Gangsters from the arcade’s past – Empire City: 1931

Romstar, who distributed the game in North America (Taito published it for Seibu Kaihatsu in Japan and Romstar apparently licensed the game from Taito), had this flyer which featured a great, 1930’s styled illustration of gangs and tommy guns. The game didn’t quite move at the same speed that this flyer advertised, but it was a nice piece of gangland pulp enticing arcade owners.

The Age of Prohibition (1920 – 1933) was a bold experiment in legally enforced temperance banning alcohol within the United States. One of the biggest criticisms of the law behind it was that it also facilitated the rapid rise of organized crime creating empires under the control of the Mafia and figures such as Al Capone who took advantage of the “dry” period to build up fortunes illegally importing and distributing alcohol.

It also created a huge body of fiction ranging from films to comic books giving rise to legends such as that of Elliott Ness and his band of “Untouchables” as they heroically fought the forces of Al Capone to free Chicago (though the real story was a lot less exciting though no less important). But in the arcades of the 80s, it wasn’t exactly the kind of stuff that many developers chose to build their games around. Seibu Kaihatsu, however, thought differently.

Shmup fans might recognize Seibu Kaihatsu as the home of the popular Raiden shoot ’em up series, but the company also created a variety of other, lesser known, titles including Empire City: 1931 which debuted in Japanese arcades in 1986.


And so it begins…

Empire City was set during Prohibition and the player was a lone wolf waging war against the Mob in eight stages of gallery-blasting mayhem. The European flyer for the game described the player as a “youth” whose family was killed in a shootout and is off to avenge their deaths by fighting the Mafia. There was no light gun — the aiming cursor was controlled by joystick which the player used to pan around the play area to find and perforate their targets with.

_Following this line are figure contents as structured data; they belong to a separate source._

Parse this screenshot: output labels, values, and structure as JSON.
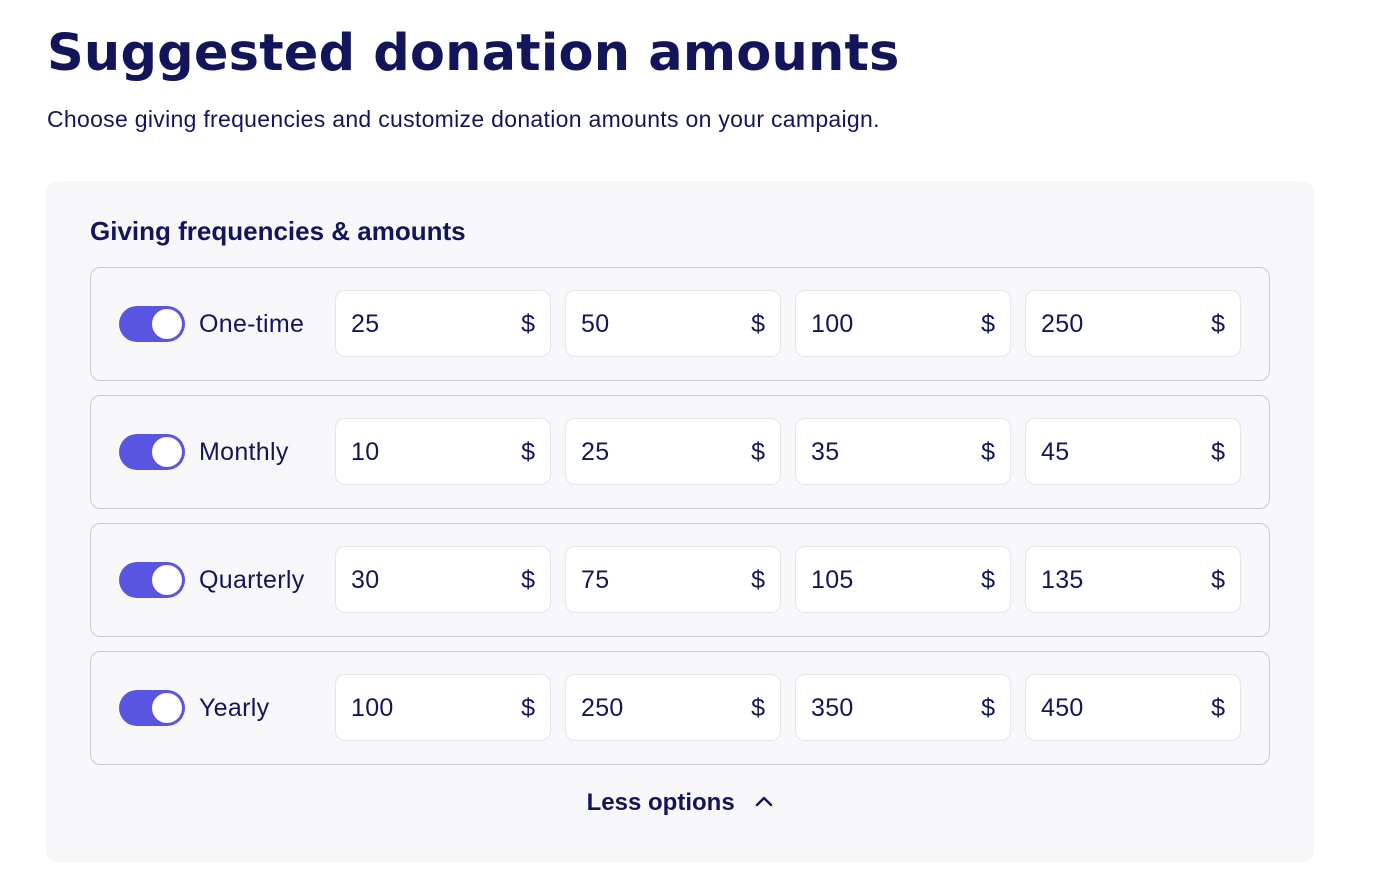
{
  "header": {
    "title": "Suggested donation amounts",
    "subtitle": "Choose giving frequencies and customize donation amounts on your campaign."
  },
  "panel": {
    "title": "Giving frequencies & amounts",
    "currency_symbol": "$",
    "less_options_label": "Less options",
    "less_options_icon": "chevron-up-icon",
    "toggle_color": "#5a55e0",
    "frequencies": [
      {
        "label": "One-time",
        "enabled": true,
        "amounts": [
          "25",
          "50",
          "100",
          "250"
        ]
      },
      {
        "label": "Monthly",
        "enabled": true,
        "amounts": [
          "10",
          "25",
          "35",
          "45"
        ]
      },
      {
        "label": "Quarterly",
        "enabled": true,
        "amounts": [
          "30",
          "75",
          "105",
          "135"
        ]
      },
      {
        "label": "Yearly",
        "enabled": true,
        "amounts": [
          "100",
          "250",
          "350",
          "450"
        ]
      }
    ]
  }
}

The basic gameplay had the player pan around a play area with the reticle, looking for gangsters in windows, doorways, alleys, behind obstacles like crates, rooftops, or standing out in the open before running along the sidewalk. It wasn’t a single screen — this was a big play area that you could pan up, down, left, and right to find the bad guys.


The colored bar on the bottom is how many bullets you have left. You can replenish your shots by bursting crates for ammo. It also looks like there are only two seconds left — and the hit detection isn’t the greatest, either!

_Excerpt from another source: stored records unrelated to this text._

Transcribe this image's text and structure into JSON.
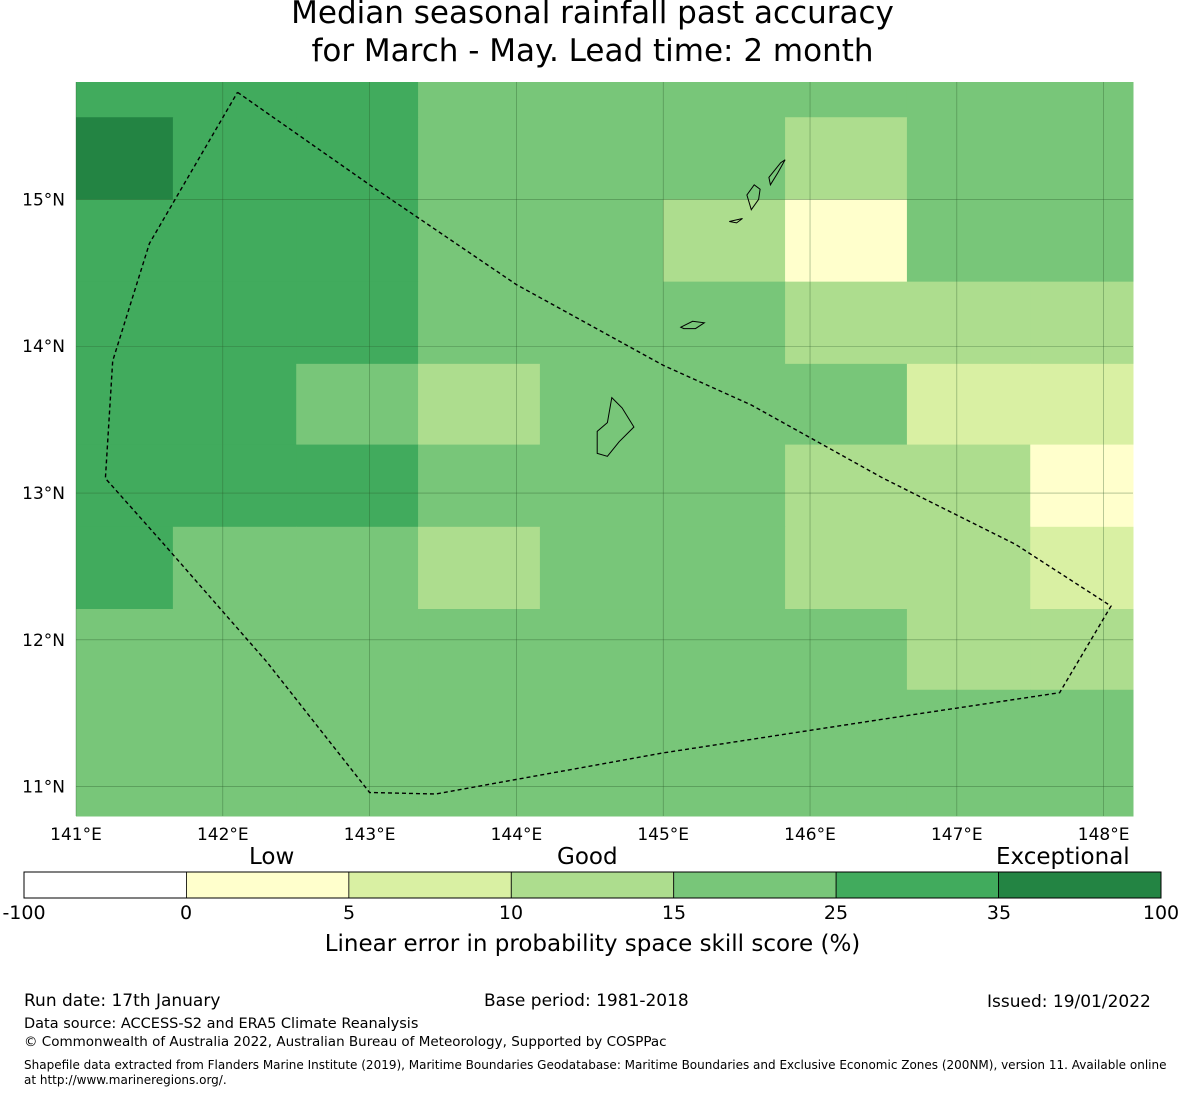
{
  "title": {
    "line1": "Median seasonal rainfall past accuracy",
    "line2": "for March - May. Lead time: 2 month"
  },
  "map": {
    "lon_range": [
      141.0,
      148.2
    ],
    "lat_range": [
      10.8,
      15.8
    ],
    "lon_ticks": [
      141,
      142,
      143,
      144,
      145,
      146,
      147,
      148
    ],
    "lon_tick_labels": [
      "141°E",
      "142°E",
      "143°E",
      "144°E",
      "145°E",
      "146°E",
      "147°E",
      "148°E"
    ],
    "lat_ticks": [
      15,
      14,
      13,
      12,
      11
    ],
    "lat_tick_labels": [
      "15°N",
      "14°N",
      "13°N",
      "12°N",
      "11°N"
    ],
    "grid_lon_edges": [
      141.0,
      141.66,
      142.5,
      143.33,
      144.16,
      145.0,
      145.83,
      146.66,
      147.5,
      148.2
    ],
    "grid_lat_edges": [
      15.8,
      15.56,
      15.0,
      14.44,
      13.88,
      13.33,
      12.77,
      12.21,
      11.66,
      10.8
    ],
    "skill_cells": [
      [
        25,
        25,
        25,
        15,
        15,
        15,
        15,
        15,
        15
      ],
      [
        35,
        25,
        25,
        15,
        15,
        15,
        10,
        15,
        15
      ],
      [
        25,
        25,
        25,
        15,
        15,
        10,
        0,
        15,
        15
      ],
      [
        25,
        25,
        25,
        15,
        15,
        15,
        10,
        10,
        10
      ],
      [
        25,
        25,
        15,
        10,
        15,
        15,
        15,
        5,
        5
      ],
      [
        25,
        25,
        25,
        15,
        15,
        15,
        10,
        10,
        0
      ],
      [
        25,
        15,
        15,
        10,
        15,
        15,
        10,
        10,
        5
      ],
      [
        15,
        15,
        15,
        15,
        15,
        15,
        15,
        10,
        10
      ],
      [
        15,
        15,
        15,
        15,
        15,
        15,
        15,
        15,
        15
      ]
    ],
    "eez_boundary": [
      [
        142.1,
        15.73
      ],
      [
        143.0,
        15.1
      ],
      [
        144.0,
        14.42
      ],
      [
        145.0,
        13.87
      ],
      [
        145.6,
        13.6
      ],
      [
        146.5,
        13.1
      ],
      [
        147.4,
        12.65
      ],
      [
        148.05,
        12.23
      ],
      [
        147.7,
        11.64
      ],
      [
        146.5,
        11.46
      ],
      [
        145.0,
        11.23
      ],
      [
        143.45,
        10.95
      ],
      [
        143.0,
        10.96
      ],
      [
        142.3,
        11.85
      ],
      [
        141.6,
        12.65
      ],
      [
        141.2,
        13.1
      ],
      [
        141.25,
        13.9
      ],
      [
        141.5,
        14.7
      ],
      [
        142.1,
        15.73
      ]
    ],
    "islands": [
      [
        [
          144.65,
          13.65
        ],
        [
          144.72,
          13.58
        ],
        [
          144.8,
          13.45
        ],
        [
          144.7,
          13.35
        ],
        [
          144.62,
          13.25
        ],
        [
          144.55,
          13.27
        ],
        [
          144.55,
          13.42
        ],
        [
          144.62,
          13.48
        ],
        [
          144.65,
          13.65
        ]
      ],
      [
        [
          145.12,
          14.13
        ],
        [
          145.2,
          14.17
        ],
        [
          145.28,
          14.16
        ],
        [
          145.22,
          14.12
        ],
        [
          145.14,
          14.12
        ],
        [
          145.12,
          14.13
        ]
      ],
      [
        [
          145.6,
          14.93
        ],
        [
          145.65,
          15.0
        ],
        [
          145.66,
          15.07
        ],
        [
          145.62,
          15.1
        ],
        [
          145.57,
          15.03
        ],
        [
          145.6,
          14.93
        ]
      ],
      [
        [
          145.73,
          15.1
        ],
        [
          145.78,
          15.18
        ],
        [
          145.83,
          15.27
        ],
        [
          145.8,
          15.25
        ],
        [
          145.72,
          15.15
        ],
        [
          145.73,
          15.1
        ]
      ],
      [
        [
          145.45,
          14.85
        ],
        [
          145.54,
          14.87
        ],
        [
          145.5,
          14.84
        ],
        [
          145.45,
          14.85
        ]
      ]
    ],
    "colors": {
      "ocean_bg": "#7ac67a",
      "land_outline": "#000000",
      "boundary": "#000000",
      "grid": "#2a5a2a"
    }
  },
  "colorbar": {
    "bounds": [
      -100,
      0,
      5,
      10,
      15,
      25,
      35,
      100
    ],
    "tick_labels": [
      "-100",
      "0",
      "5",
      "10",
      "15",
      "25",
      "35",
      "100"
    ],
    "colors": [
      "#ffffff",
      "#ffffcc",
      "#d9f0a3",
      "#addd8e",
      "#78c679",
      "#41ab5d",
      "#238443"
    ],
    "category_labels": [
      "Low",
      "Good",
      "Exceptional"
    ],
    "title": "Linear error in probability space skill score (%)"
  },
  "footer": {
    "run_date": "Run date: 17th January",
    "base_period": "Base period: 1981-2018",
    "issued": "Issued: 19/01/2022",
    "data_source": "Data source: ACCESS-S2 and ERA5 Climate Reanalysis",
    "copyright": "© Commonwealth of Australia 2022, Australian Bureau of Meteorology, Supported by COSPPac",
    "shapefile_line1": "Shapefile data extracted from Flanders Marine Institute (2019), Maritime Boundaries Geodatabase: Maritime Boundaries and Exclusive Economic Zones (200NM), version 11. Available online",
    "shapefile_line2": "at http://www.marineregions.org/."
  }
}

The difficulty comes from the game’s “one hit” mechanic, meaning one hit and you’re dead. Fortunately, that also goes for the enemies, too, as long as you can keep your aim steady. As you look for bad guys (and follow arrows hinting at where to look), a timer bubble pops up in the lower right hand corner. It usually starts from five and then begins counting down. When it reaches zero, and you haven’t shot the bad guy by then, they get to shoot you and it doesn’t matter if you can see them onscreen or not. Some bad guys don’t give you much time at all, maybe three seconds, before unloading on you.

But you can dodge! Yes, you can avoid bullets thanks to the dodge button. The game is pretty generous, giving you a few seconds of safety when you dodge, so you can re-aim and try again before the new countdown ends. You’ll also be dodging judging purely by the timer since many enemies will be off screen until you can pan around to them. The good news is that there are a limited number of thugs per stage and continuing doesn’t respawn them all over again which is a nice thing considering how brutal the difficulty can be.

Dodging will save your life -- and what patience you have left.

Dodging will save your life — and what patience you have left.


This is what happens when you don’t dodge.

After clearing the eighth stage, you need to kill the Mob Boss with one shot by panning from window to window to find him walking around inside a building. This time, you’re seeing things through a scope surrounded by a “fog” of war effect, and once you get the kill shot, you get a short congratulatory ending before it starts all over again. Fail, and you’re thrown back into the eighth stage to clear it all over again.

Empire City is kind of a mixed bag. On one hand, it’s the kind of shooter style that Taito classics such as Operation Wolf would raise the bar on a few years later. On the other, its brutal difficulty (and sending the player back a stage for failing to kill the Mob Boss) can be frustrating lessons in patience that the average player may simply leave behind for more forgiving (and entertaining) fare. It’s not impossible to play, but the margin for error is so narrow that after seeing the death screen so many times, players may decide to simply move on. It’s interesting, but not interesting enough to stick around for another lesson in failure when there are so many other games asking for the player’s attention.

The game was ported over to the Japan-only MSX and the Famicom (the Nintendo Entertainment System in the West). Continues on the Famicom version were handled with a password system, a popular feature with a number of Famicom/NES games at the time as an alternative to battery backup tech. Though the arcade game did migrate over to the West, the home port doesn’t seem to have followed it over.

Seibu Kaihatsu would go on to give the world games like Raiden and Dynamite Duke later on, but this wasn’t the end of Empire City’s story. It would get a sequel in 1988 showing that what happened in Empire City was only a warm up.